[By request, here is the text of the brief response I offered at a Digital Humanities 2010 session on Born-Digital: The 21st Century Archive in Practice and Theory.]
I will be brief, since I suspect there is a question or two.
Last night Chuck Henry eloquently detailed the ways in which preservation and interpretation are inseparable from one another. Preservation is a prerequisite for scholarship, but it is not its prequel; the two are joined along a continuum. You’ve just heard from three expert practitioners who are inaugurating that continuum for a new class of cultural materials under their care.
Unlike the Beowulf manuscript, which is an artifact that can accommodate scientific and forensic exploration of aspects of its materiality that have lain dormant for centuries, digital objects are always absolute and finite as representations in the formal sense. As Luciana Duranti has stated, “In the digital realm, we can only persevere our ability to reconstruct or reproduce a document, not the document itself.” Digital preservation, in other words, must model the event conditions that permit future access to a digital work; since there are no artifacts as such in the digital world, only simulations and simulacra, that which is not formally captured and articulated within the preservation model will not be available for subsequent inspection and interpretation.

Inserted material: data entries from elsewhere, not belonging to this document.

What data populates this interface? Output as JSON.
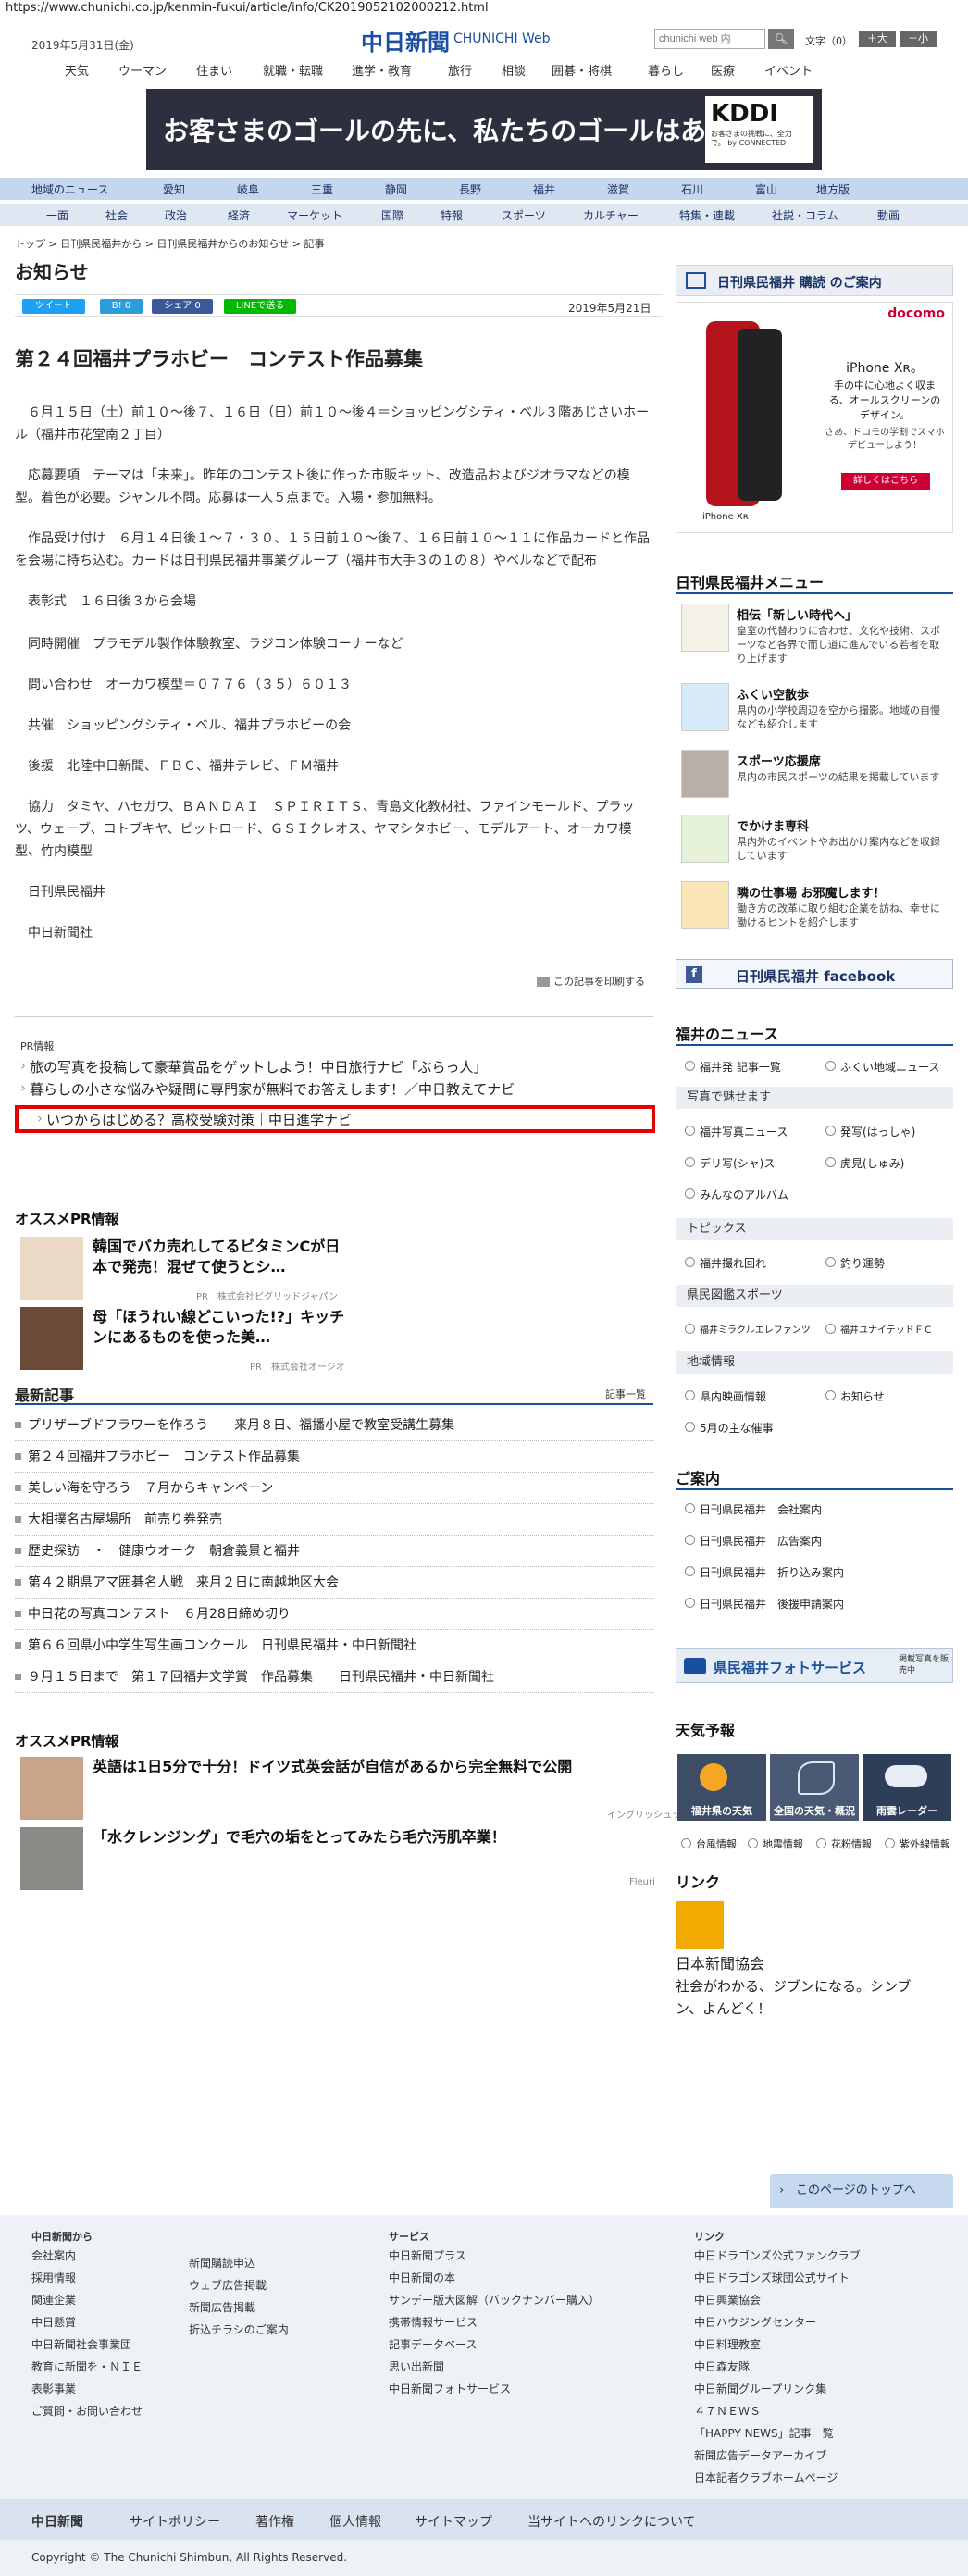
{
  "browser": {
    "url": "https://www.chunichi.co.jp/kenmin-fukui/article/info/CK2019052102000212.html"
  },
  "header": {
    "date": "2019年5月31日(金)",
    "logo": "中日新聞",
    "logo_sub": "CHUNICHI Web",
    "search_placeholder": "chunichi web 内",
    "font_size_label": "文字（0）",
    "font_up": "＋大",
    "font_down": "－小"
  },
  "topnav": [
    "天気",
    "ウーマン",
    "住まい",
    "就職・転職",
    "進学・教育",
    "旅行",
    "相談",
    "囲碁・将棋",
    "暮らし",
    "医療",
    "イベント"
  ],
  "banner": {
    "text": "お客さまのゴールの先に、私たちのゴールはある。",
    "brand": "KDDI",
    "tagline": "お客さまの挑戦に、全力で。 by CONNECTED"
  },
  "regions": [
    "地域のニュース",
    "愛知",
    "岐阜",
    "三重",
    "静岡",
    "長野",
    "福井",
    "滋賀",
    "石川",
    "富山",
    "地方版"
  ],
  "categories": [
    "一面",
    "社会",
    "政治",
    "経済",
    "マーケット",
    "国際",
    "特報",
    "スポーツ",
    "カルチャー",
    "特集・連載",
    "社説・コラム",
    "動画"
  ],
  "breadcrumb": "トップ > 日刊県民福井から > 日刊県民福井からのお知らせ > 記事",
  "page_heading": "お知らせ",
  "share": {
    "tweet": "ツイート",
    "hatena": "B! 0",
    "facebook": "シェア 0",
    "line": "LINEで送る"
  },
  "article": {
    "date": "2019年5月21日",
    "title": "第２４回福井プラホビー　コンテスト作品募集",
    "paragraphs": [
      "　６月１５日（土）前１０～後７、１６日（日）前１０～後４＝ショッピングシティ・ベル３階あじさいホール（福井市花堂南２丁目）",
      "　応募要項　テーマは「未来」。昨年のコンテスト後に作った市販キット、改造品およびジオラマなどの模型。着色が必要。ジャンル不問。応募は一人５点まで。入場・参加無料。",
      "　作品受け付け　６月１４日後１～７・３０、１５日前１０～後７、１６日前１０～１１に作品カードと作品を会場に持ち込む。カードは日刊県民福井事業グループ（福井市大手３の１の８）やベルなどで配布",
      "　表彰式　１６日後３から会場",
      "　同時開催　プラモデル製作体験教室、ラジコン体験コーナーなど",
      "　問い合わせ　オーカワ模型＝０７７６（３５）６０１３",
      "　共催　ショッピングシティ・ベル、福井プラホビーの会",
      "　後援　北陸中日新聞、ＦＢＣ、福井テレビ、ＦＭ福井",
      "　協力　タミヤ、ハセガワ、ＢＡＮＤＡＩ　ＳＰＩＲＩＴＳ、青島文化教材社、ファインモールド、プラッツ、ウェーブ、コトブキヤ、ピットロード、ＧＳＩクレオス、ヤマシタホビー、モデルアート、オーカワ模型、竹内模型",
      "　日刊県民福井",
      "　中日新聞社"
    ],
    "print": "この記事を印刷する"
  },
  "pr": {
    "label": "PR情報",
    "links": [
      "旅の写真を投稿して豪華賞品をゲットしよう！中日旅行ナビ「ぶらっ人」",
      "暮らしの小さな悩みや疑問に専門家が無料でお答えします！／中日教えてナビ",
      "いつからはじめる？高校受験対策｜中日進学ナビ"
    ]
  },
  "reco1": {
    "heading": "オススメPR情報",
    "items": [
      {
        "title": "韓国でバカ売れしてるビタミンCが日本で発売！混ぜて使うとシ…",
        "source": "PR　株式会社ピグリッドジャパン"
      },
      {
        "title": "母「ほうれい線どこいった!?」キッチンにあるものを使った美…",
        "source": "PR　株式会社オージオ"
      }
    ]
  },
  "latest": {
    "heading": "最新記事",
    "more": "記事一覧",
    "items": [
      "プリザーブドフラワーを作ろう　　来月８日、福播小屋で教室受講生募集",
      "第２４回福井プラホビー　コンテスト作品募集",
      "美しい海を守ろう　７月からキャンペーン",
      "大相撲名古屋場所　前売り券発売",
      "歴史探訪　・　健康ウオーク　朝倉義景と福井",
      "第４２期県アマ囲碁名人戦　来月２日に南越地区大会",
      "中日花の写真コンテスト　６月28日締め切り",
      "第６６回県小中学生写生画コンクール　日刊県民福井・中日新聞社",
      "９月１５日まで　第１７回福井文学賞　作品募集　　日刊県民福井・中日新聞社"
    ]
  },
  "reco2": {
    "heading": "オススメPR情報",
    "items": [
      {
        "title": "英語は1日5分で十分！ドイツ式英会話が自信があるから完全無料で公開",
        "source": "イングリッシュライフ"
      },
      {
        "title": "「水クレンジング」で毛穴の垢をとってみたら毛穴汚肌卒業！",
        "source": "Fleuri"
      }
    ]
  },
  "sidebar": {
    "subscribe": "日刊県民福井 購読 のご案内",
    "ad": {
      "brand": "docomo",
      "model": "iPhone Xʀ。",
      "copy": "手の中に心地よく収まる、オールスクリーンのデザイン。",
      "sub": "さあ、ドコモの学割でスマホデビューしよう！",
      "button": "詳しくはこちら",
      "label": "iPhone Xʀ"
    },
    "menu_title": "日刊県民福井メニュー",
    "menu": [
      {
        "title": "相伝「新しい時代へ」",
        "desc": "皇室の代替わりに合わせ、文化や技術、スポーツなど各界で而し道に進んでいる若者を取り上げます"
      },
      {
        "title": "ふくい空散歩",
        "desc": "県内の小学校周辺を空から撮影。地域の自慢なども紹介します"
      },
      {
        "title": "スポーツ応援席",
        "desc": "県内の市民スポーツの結果を掲載しています"
      },
      {
        "title": "でかけま専科",
        "desc": "県内外のイベントやお出かけ案内などを収録しています"
      },
      {
        "title": "隣の仕事場 お邪魔します！",
        "desc": "働き方の改革に取り組む企業を訪ね、幸せに働けるヒントを紹介します"
      }
    ],
    "facebook": "日刊県民福井 facebook",
    "news_title": "福井のニュース",
    "news_links": [
      "福井発 記事一覧",
      "ふくい地域ニュース"
    ],
    "photo_h": "写真で魅せます",
    "photo_links": [
      "福井写真ニュース",
      "発写(はっしゃ)",
      "デリ写(シャ)ス",
      "虎見(しゅみ)",
      "みんなのアルバム"
    ],
    "topics_h": "トピックス",
    "topics_links": [
      "福井撮れ回れ",
      "釣り運勢"
    ],
    "sports_h": "県民図鑑スポーツ",
    "sports_links": [
      "福井ミラクルエレファンツ",
      "福井ユナイテッドＦＣ"
    ],
    "local_h": "地域情報",
    "local_links": [
      "県内映画情報",
      "お知らせ",
      "5月の主な催事"
    ],
    "guide_title": "ご案内",
    "guide_links": [
      "日刊県民福井　会社案内",
      "日刊県民福井　広告案内",
      "日刊県民福井　折り込み案内",
      "日刊県民福井　後援申請案内"
    ],
    "photo_service": "県民福井フォトサービス",
    "photo_service_note": "掲載写真を販売中",
    "weather_title": "天気予報",
    "weather_tiles": [
      "福井県の天気",
      "全国の天気・概況",
      "雨雲レーダー"
    ],
    "weather_links": [
      "台風情報",
      "地震情報",
      "花粉情報",
      "紫外線情報"
    ],
    "link_title": "リンク",
    "link_name": "日本新聞協会",
    "link_desc": "社会がわかる、ジブンになる。シンブン、よんどく！"
  },
  "footer": {
    "to_top": "このページのトップへ",
    "col1_h": "中日新聞から",
    "col1a": [
      "会社案内",
      "採用情報",
      "関連企業",
      "中日懸賞",
      "中日新聞社会事業団",
      "教育に新聞を・ＮＩＥ",
      "表彰事業",
      "ご質問・お問い合わせ"
    ],
    "col1b": [
      "新聞購読申込",
      "ウェブ広告掲載",
      "新聞広告掲載",
      "折込チラシのご案内"
    ],
    "col2_h": "サービス",
    "col2": [
      "中日新聞プラス",
      "中日新聞の本",
      "サンデー版大図解（バックナンバー購入）",
      "携帯情報サービス",
      "記事データベース",
      "思い出新聞",
      "中日新聞フォトサービス"
    ],
    "col3_h": "リンク",
    "col3": [
      "中日ドラゴンズ公式ファンクラブ",
      "中日ドラゴンズ球団公式サイト",
      "中日興業協会",
      "中日ハウジングセンター",
      "中日料理教室",
      "中日森友隊",
      "中日新聞グループリンク集",
      "４７ＮＥＷＳ",
      "「HAPPY NEWS」記事一覧",
      "新聞広告データアーカイブ",
      "日本記者クラブホームページ"
    ],
    "bar": [
      "中日新聞",
      "サイトポリシー",
      "著作権",
      "個人情報",
      "サイトマップ",
      "当サイトへのリンクについて"
    ],
    "copyright": "Copyright © The Chunichi Shimbun, All Rights Reserved."
  },
  "colors": {
    "brand_blue": "#1a4fa0",
    "highlight_red": "#e60000",
    "nav_blue": "#c5d7ec"
  }
}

This increases the burden on people like Gabby, Michael, and Erika many-fold.
So I’m enormously grateful to them for bringing their work here, to DH 2010. It belongs here, not just at SAA or ALA or iPres or RBMS. I believe there is no more crucial field for the digital humanities to engage with, and if we accept what Jerome McGann terms “the scholar’s art”—that “[n]ot only are Sappho and Shakespeare primary, irreducible concerns for the scholar, so is any least part of our cultural inheritance that might call for attention. . . . [And] when the call is heard, the scholar is obliged to answer it accurately, meticulously, candidly, thoroughly”—then there is probably no more crucial endeavor for the humanities at large. As the case of Rushdie illustrates, any scholar working on topics in literary studies, cultural studies, art, music, film, theatre, or history from the 1980s forward will confront born-digital materials as part of their archival investigations.
For digital humanists, collaboration with archivists handling born-digital materials brings opportunities for any of us interested in the materiality of computing and electronic environments; for textual studies and scholarly editing; text analysis, data mining, and visualization—because the enormous amounts of data residing on a modern hard drive will only be legible via modes of what our field has come to call distance reading—and finally, modeling and simulation, through the use of emulators and virtual machines, as you’ve seen. I look forward to seeing those collaborations flourish.